Voici par exemple les résultats d’une dégustation qui a porté sur des fèves de cacaos fins aromatiques. Nous avons dégusté une trentaine d’échantillons. Plusieurs provenaient de la même région ce qui permettait des contrôles, des recoupements ou des comparaisons en fonction de l’âge des fèves.

Voici les principaux résultats de notre dégustation :

Cacao de la Jamaïque (3 lots dégustés)

  • une très forte odeur de fromage
  • acidité moyenne
  • amertume moyenne (1 lot plus amer)
  • moyennement astringent
  • arômes d’iode, de celluloïde, de bonbon anglais

Cacao de la Dominique (3 lots dégustés)

  • pas ou peu d’odeur caractéristique
  • acidité moyenne
  • amertume moyenne
  • astringence moyenne
  • beaucoup d’arômes : amandes, fruits, fleurs, épices, réglisse

Cacao de Sainte Lucie (3 lots dégustés)

  • légère odeur de cacao
  • acidité moyenne
  • amertume prononcée
  • astringence moyenne
  • arômes bien marqués : noisette, olive, olive noire

Cacao de Grenade (3 lots dégustés)

  • odeur de chocolat
  • goût de cacao bien prononcé
  • forte acidité
  • amertume moyenne
  • astringence moyenne
  • beaucoup d’arômes : légumes, fruits, fromage, olive salée

Cacao de Trinidad (3 lots dégustés)

  • peu d’odeur
  • goût de cacao peut prononcé
  • forte acidité
  • amertume moyenne à forte selon les lots
  • astringence moyenne
  • arômes très nombreux : beurre laitier très marqué, olive, sauce soja

Vénézuela Carenero supérieur (2 lots dégustés)

  • pas d’odeur
  • goût de cacao très intense
  • acidité moyenne
  • forte amertume
  • forte astringence
  • arômes nombreux : bois, herbes, beurre, noisette, caramel

Vénézuela Sul del Lago (Maracaïbo) (3 lots dégustés)

  • odeur de cacao bien marquée
  • goût de cacao extrêmement intense
  • peu d’acidité
  • amertume très marquée
  • astringence bien marquée
  • nombreux arômes : beurre, noisette, bois coupé, tabac blond

Vénézuela Porcelana (3 lots dégustés)

  • odeur de bois
  • goût de cacao bien prononcé
  • acidité moyenne
  • amertume présente
  • peu astringent
  • beaucoup d’arômes : noisette fraîche (très très prononcée), beurre

Équateur Arriba (2 lots dégustés)

  • peu d’odeur
  • acidité faible
  • amertume très prononcée
  • astringence très présente
  • arômes nombreux : bergamote, fleurs, olives (pas de rose !)

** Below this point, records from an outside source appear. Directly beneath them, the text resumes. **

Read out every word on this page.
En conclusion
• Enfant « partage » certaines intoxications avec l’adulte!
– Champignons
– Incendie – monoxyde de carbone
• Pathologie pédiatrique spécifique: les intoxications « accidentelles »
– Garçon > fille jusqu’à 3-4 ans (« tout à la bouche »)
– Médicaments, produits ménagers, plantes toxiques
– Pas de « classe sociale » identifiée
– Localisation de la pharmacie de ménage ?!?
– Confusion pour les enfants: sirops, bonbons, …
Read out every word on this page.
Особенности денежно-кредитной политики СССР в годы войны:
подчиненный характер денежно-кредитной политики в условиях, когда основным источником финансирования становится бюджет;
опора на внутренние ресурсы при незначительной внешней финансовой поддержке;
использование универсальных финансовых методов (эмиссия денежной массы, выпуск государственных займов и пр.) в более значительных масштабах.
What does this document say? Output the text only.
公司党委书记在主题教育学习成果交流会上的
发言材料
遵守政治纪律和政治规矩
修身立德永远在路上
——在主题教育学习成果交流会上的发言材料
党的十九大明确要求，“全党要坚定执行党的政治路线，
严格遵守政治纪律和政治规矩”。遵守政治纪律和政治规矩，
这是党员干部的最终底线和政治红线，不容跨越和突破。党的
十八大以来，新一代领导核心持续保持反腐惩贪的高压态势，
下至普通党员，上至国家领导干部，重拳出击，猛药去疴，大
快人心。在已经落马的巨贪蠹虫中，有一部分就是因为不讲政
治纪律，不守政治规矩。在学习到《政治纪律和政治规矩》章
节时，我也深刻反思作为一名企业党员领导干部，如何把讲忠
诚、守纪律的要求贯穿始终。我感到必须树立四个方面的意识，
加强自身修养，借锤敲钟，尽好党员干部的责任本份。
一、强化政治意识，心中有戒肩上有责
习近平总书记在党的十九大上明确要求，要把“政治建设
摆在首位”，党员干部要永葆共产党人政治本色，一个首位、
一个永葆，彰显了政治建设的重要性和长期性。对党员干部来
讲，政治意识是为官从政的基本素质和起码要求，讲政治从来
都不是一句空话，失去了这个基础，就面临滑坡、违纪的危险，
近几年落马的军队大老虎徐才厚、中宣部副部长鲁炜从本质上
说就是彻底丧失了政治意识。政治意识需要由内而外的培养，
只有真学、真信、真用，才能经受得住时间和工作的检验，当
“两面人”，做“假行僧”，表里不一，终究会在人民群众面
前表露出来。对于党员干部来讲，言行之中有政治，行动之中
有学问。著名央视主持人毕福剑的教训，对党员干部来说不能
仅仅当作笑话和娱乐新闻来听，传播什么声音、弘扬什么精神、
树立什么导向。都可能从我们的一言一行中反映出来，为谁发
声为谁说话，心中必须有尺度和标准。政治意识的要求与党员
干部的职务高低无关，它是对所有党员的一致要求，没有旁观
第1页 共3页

Madagascar (3 lots dégustés)

  • peu d’odeur et de goût cacao
  • acidité très prononcé (acétique)
  • amertume faible
  • astringence moyenne
  • arômes nombreux : fruits rouges trop murs, noisette et amande, épices

Le cacaoculteur travaille les fèves de cacao comme un aromaticien

N’oubliez jamais que la qualité aromatique de votre chocolat est certes le fruit du travail du chocolatier, mais que ce dernier ne peut vraiment développer une belle palette aromatique que si le cacaoculteur a bien travaillé en amont en véritable aromaticien.